Still, that year, Bush earned 34 percent of the Hispanic vote, according to Pew Hispanic Center. Four years later, he did even better, grabbing a 40 percent-share of the Latino vote – better than even Ronald Reagan‘s 37 percent in 1984, the year Reagan sought re-election. At the 1984 convention, Katherine Ortega, U.S. Treasurer and  a Latina originally from New Mexico, was the keynote speaker.

The 2004 Republican National Convention didn’t boast Latino speakers, except for Brian Sandoval, then Nevada attorney general and currently the state’s governor and Central Florida’s own Mel Martínez, elected to the U.S. Senate in that year’s November election.

In a fascinating and now supremely ironic twist,  Zell Miller, a conservative Democrat and then Georgia State senator, was the keynote speaker who had lamented earlier,. “I barely recognize my party anymore.”

Mitt Romney, meanwhile, had some prominent Hispanic speakers, including Sandoval, Florida Sen. Marco Rubio (who introduce Romney), New Mexico Gov. Susana Martínez, then Puerto Rico Gov. Luis Fortuño and wife Luce Vela Fortuño, then U.S. Senate candidate Ted Cruz.

Harsher Tone

How things have changed.

Donald Trump, the presumptive Republican presidential nominee, takes center stage Monday as one of the most polarizing presidential candidates in modern times. He has spent months during the primary campaign alienating Latino voters, stating for instance that Mexicans are rapists and criminals, and that as president he will build a wall along the border with Mexico and make Mexico pay for it, among other things.

Having thus offended not only Mexicans but Hispanics in general as well as others, what Hispanic stands for Trump?  What Hispanic is scheduled to speak at the convention or has been asked to speak at the convention? Bear in mind that Trump esentially has ceded the Latino vote to Democrat Hillary Clinton, who polls show has an over 40-point lead among Hispanics versus Trump, according to a Pew Research Center poll.

The Republican National Committee finalized its convention plan today, Sunday. Combing through it, the first Latino and a Monday night prime time speaker is Mary Ann Mendoza, the mother of an Arizona police officer Brandon Mendoza who died in a crash involving a a drunk driver who was undocumented. She is described as an immigration reform advocate.
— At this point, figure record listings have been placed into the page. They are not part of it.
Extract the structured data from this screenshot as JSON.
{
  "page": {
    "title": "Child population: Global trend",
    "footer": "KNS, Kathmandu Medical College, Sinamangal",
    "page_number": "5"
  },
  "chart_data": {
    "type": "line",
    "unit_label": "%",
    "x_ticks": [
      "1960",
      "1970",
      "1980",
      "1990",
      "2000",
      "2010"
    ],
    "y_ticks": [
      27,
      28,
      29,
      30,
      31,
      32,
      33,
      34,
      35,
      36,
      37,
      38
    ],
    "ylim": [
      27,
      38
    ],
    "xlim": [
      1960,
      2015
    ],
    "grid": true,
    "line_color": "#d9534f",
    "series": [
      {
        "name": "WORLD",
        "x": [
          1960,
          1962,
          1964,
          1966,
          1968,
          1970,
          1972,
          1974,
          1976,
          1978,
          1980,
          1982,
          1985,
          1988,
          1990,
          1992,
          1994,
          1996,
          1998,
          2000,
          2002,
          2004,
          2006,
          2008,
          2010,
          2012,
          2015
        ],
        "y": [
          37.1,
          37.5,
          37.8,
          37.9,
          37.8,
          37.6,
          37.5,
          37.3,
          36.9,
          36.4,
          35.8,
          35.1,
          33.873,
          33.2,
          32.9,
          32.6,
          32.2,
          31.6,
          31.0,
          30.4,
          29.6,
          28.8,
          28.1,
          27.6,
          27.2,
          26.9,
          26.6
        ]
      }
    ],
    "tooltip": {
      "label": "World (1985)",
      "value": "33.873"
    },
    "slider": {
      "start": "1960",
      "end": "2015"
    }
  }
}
Mendoza is part of a night entitled  “Make America Safe Again,” which includes two other moms whose children were killed in an accident involving an undocumented immigrant or allegedly murdered by an undocumented immigrant. Their pain is real. However,  Trump appears to be  doubling down on the trope of Mexicans as criminals. 

Tuesday Night

There are no Latino speakers scheduled for Tuesday night whose theme is “Make America Work Again,” which is odd considering that Hispanics make up 16 percent of the U.S. labor pool or about one of every six workers,. The figure is higher in certain industries such as construction. Hispanic labor force participation is expected to rise to about 20 percent or one of every five workers in 2020, just four years from now, according to the Department of Labor.

Wednesday Night

This night of the Republican convention, or “Make America First Again,” showcases prominent Hispanics and former presidential primary rivals Florida Sen. Marco Rubio via satélite – after he said he wouldn’t appear at all –and  Ted Cruz.

Thursday Night

The final night of the Republican convention, “Make America One Again,” would seem an ideal night to demonstrate some measure of inclusiveness. There are no Latinos scheduled to speak.

Note: Donald Trump’s children – Ivanka, Eric, Tiffany, Donald Jr., as well as his wife Melania – have primetime  speaking slots.